= Van Day Truex =

American fashion designer (1904–1979)

Van Day Truex (March 15, 1904 – April 24, 1979) was an American interior designer, professor of design, and painter and a Chevalier of the Legion of Honor (Chevalier de la Légion d'Honneur).

==Career==
Upon graduation in 1926, he joined the faculty and eventually was appointed director in Paris. Around that time he became a decorator, and became a friend of Elsie de Wolfe. The Paris branch later evolved into Parsons Paris (autumn 2013).

World War II forced him to return to New York in 1939. The New York School of Applied and Fine Arts (1909–1936) — formerly the New York School of Art (1898–1909) — had been renamed Parsons School of Design 1936–2005, after its late co-founder, and Van Day Truex was named president. He continued his painting and presented some one-man shows. His work as designer for Grace Moore, the opera soprano, with whom he established a close friendship, mentioned in her autobiography. In 1951 Van Day Truex was lauded by France as a Chevalier of the Legion of Honor (Chevalier de la Légion d'Honneur). The following year, however, a disagreement with the board of the Parson School led to his demotion to consultant. His next appointment was as artist-in-residence at the American Academy in Rome. Returning to New York in 1955, he was chosen by Walter Hoving, the new president of Tiffany & Co., as the director of design for the company. Meanwhile, he continued his favorite enterprise in the restoration or redecoration of homes in New York and Provence, his and others. In 1978, he returned from France at the insistence of Hoving to serve as vice-president of Tiffany's.

===Design legacy===
His style as a designer emphasized aesthetics over function. He was not, in fact, interested in the mechanical process of materials, but rather the visual representation. During a time when interior design was not as highly recognized, Truex gave a sense of quality and style that was driven by a motivated and controlled approach. Truex's style continued to influence 20th-century designers.

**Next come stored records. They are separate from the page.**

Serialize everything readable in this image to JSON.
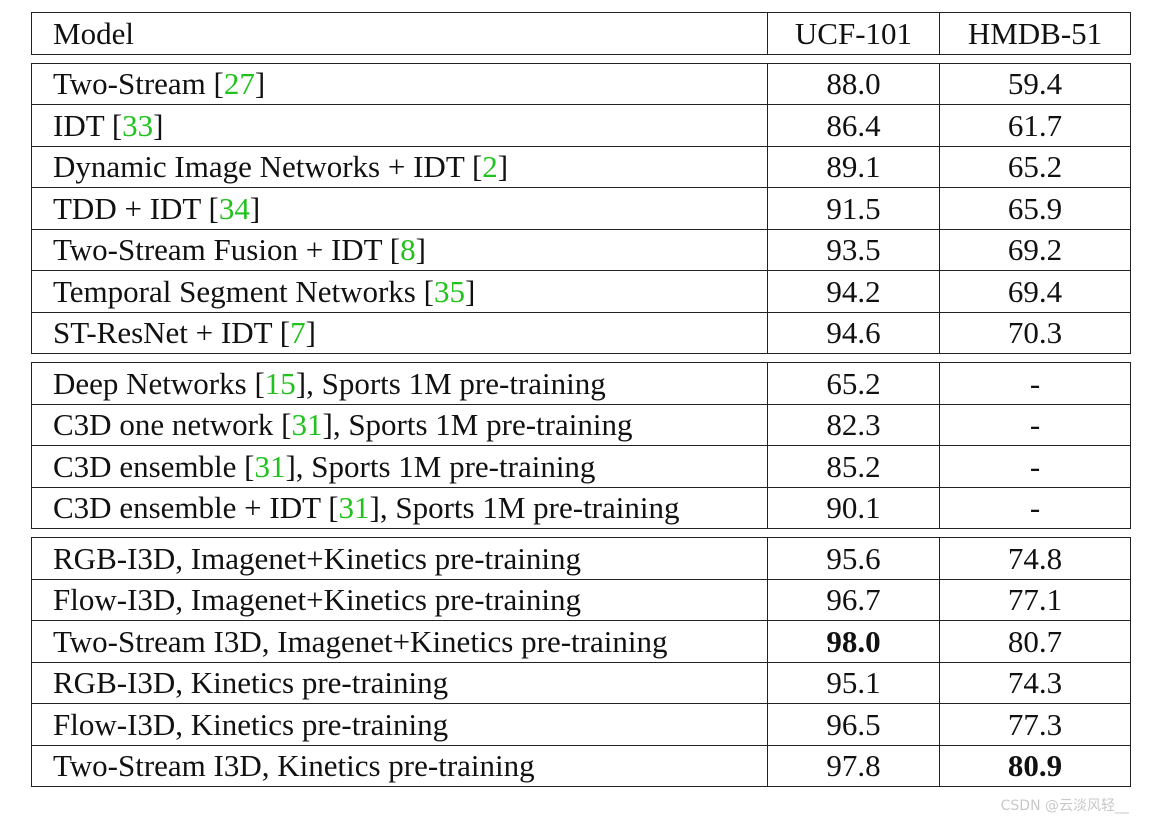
{
  "table": {
    "header": {
      "model": "Model",
      "ucf": "UCF-101",
      "hmdb": "HMDB-51"
    },
    "groups": [
      [
        {
          "model": "Two-Stream ",
          "ref": "27",
          "suffix": "",
          "ucf": "88.0",
          "hmdb": "59.4"
        },
        {
          "model": "IDT ",
          "ref": "33",
          "suffix": "",
          "ucf": "86.4",
          "hmdb": "61.7"
        },
        {
          "model": "Dynamic Image Networks + IDT ",
          "ref": "2",
          "suffix": "",
          "ucf": "89.1",
          "hmdb": "65.2"
        },
        {
          "model": "TDD + IDT ",
          "ref": "34",
          "suffix": "",
          "ucf": "91.5",
          "hmdb": "65.9"
        },
        {
          "model": "Two-Stream Fusion + IDT ",
          "ref": "8",
          "suffix": "",
          "ucf": "93.5",
          "hmdb": "69.2"
        },
        {
          "model": "Temporal Segment Networks ",
          "ref": "35",
          "suffix": "",
          "ucf": "94.2",
          "hmdb": "69.4"
        },
        {
          "model": "ST-ResNet + IDT ",
          "ref": "7",
          "suffix": "",
          "ucf": "94.6",
          "hmdb": "70.3"
        }
      ],
      [
        {
          "model": "Deep Networks ",
          "ref": "15",
          "suffix": ", Sports 1M pre-training",
          "ucf": "65.2",
          "hmdb": "-"
        },
        {
          "model": "C3D one network ",
          "ref": "31",
          "suffix": ", Sports 1M pre-training",
          "ucf": "82.3",
          "hmdb": "-"
        },
        {
          "model": "C3D ensemble ",
          "ref": "31",
          "suffix": ", Sports 1M pre-training",
          "ucf": "85.2",
          "hmdb": "-"
        },
        {
          "model": "C3D ensemble + IDT ",
          "ref": "31",
          "suffix": ", Sports 1M pre-training",
          "ucf": "90.1",
          "hmdb": "-"
        }
      ],
      [
        {
          "model": "RGB-I3D, Imagenet+Kinetics pre-training",
          "ref": "",
          "suffix": "",
          "ucf": "95.6",
          "hmdb": "74.8"
        },
        {
          "model": "Flow-I3D, Imagenet+Kinetics pre-training",
          "ref": "",
          "suffix": "",
          "ucf": "96.7",
          "hmdb": "77.1"
        },
        {
          "model": "Two-Stream I3D, Imagenet+Kinetics pre-training",
          "ref": "",
          "suffix": "",
          "ucf": "98.0",
          "hmdb": "80.7",
          "bold_ucf": true
        },
        {
          "model": "RGB-I3D, Kinetics pre-training",
          "ref": "",
          "suffix": "",
          "ucf": "95.1",
          "hmdb": "74.3"
        },
        {
          "model": "Flow-I3D, Kinetics pre-training",
          "ref": "",
          "suffix": "",
          "ucf": "96.5",
          "hmdb": "77.3"
        },
        {
          "model": "Two-Stream I3D, Kinetics pre-training",
          "ref": "",
          "suffix": "",
          "ucf": "97.8",
          "hmdb": "80.9",
          "bold_hmdb": true
        }
      ]
    ]
  },
  "colors": {
    "reference_link": "#22c21e",
    "text": "#111111",
    "watermark": "#c8c8c8"
  },
  "watermark": "CSDN @云淡风轻__"
}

Truex also had a great influence in the fashion world during his time at Tiffany & Co. He hired French-born jewelry designer Jean Schlumberger. Schlumberger who brought a new look of mythological creatures from the sea and forest. Truex's decision to employ Schlumberger impacted how Tiffany's continued to establish the company as an iconic image.

Truex has been dubbed "the man who defined twentieth-century taste and style" by biographer Adam Lewis. Others have called him the father of 20th-century American design.

Reviving Truex's one-of-a-kind pieces, Scott Himmel has produced a traditional furniture line called Truex American Furniture.

==Personal life==
Over the years, Van Day Truex had numerous friends and companions who came and went. At the last his closest friends were fellow designer, Billy Baldwin and patron-client, Rory Cameron, the travel writer.

Truex died of a heart attack in his New York apartment April 24, 1979. He was preceded in death by all close family members except his long time sponsor, his aunt Leta Day Nicol. His ashes were buried in Provence at Les Quatre Sources, a home designed by Truex for Rory Cameron.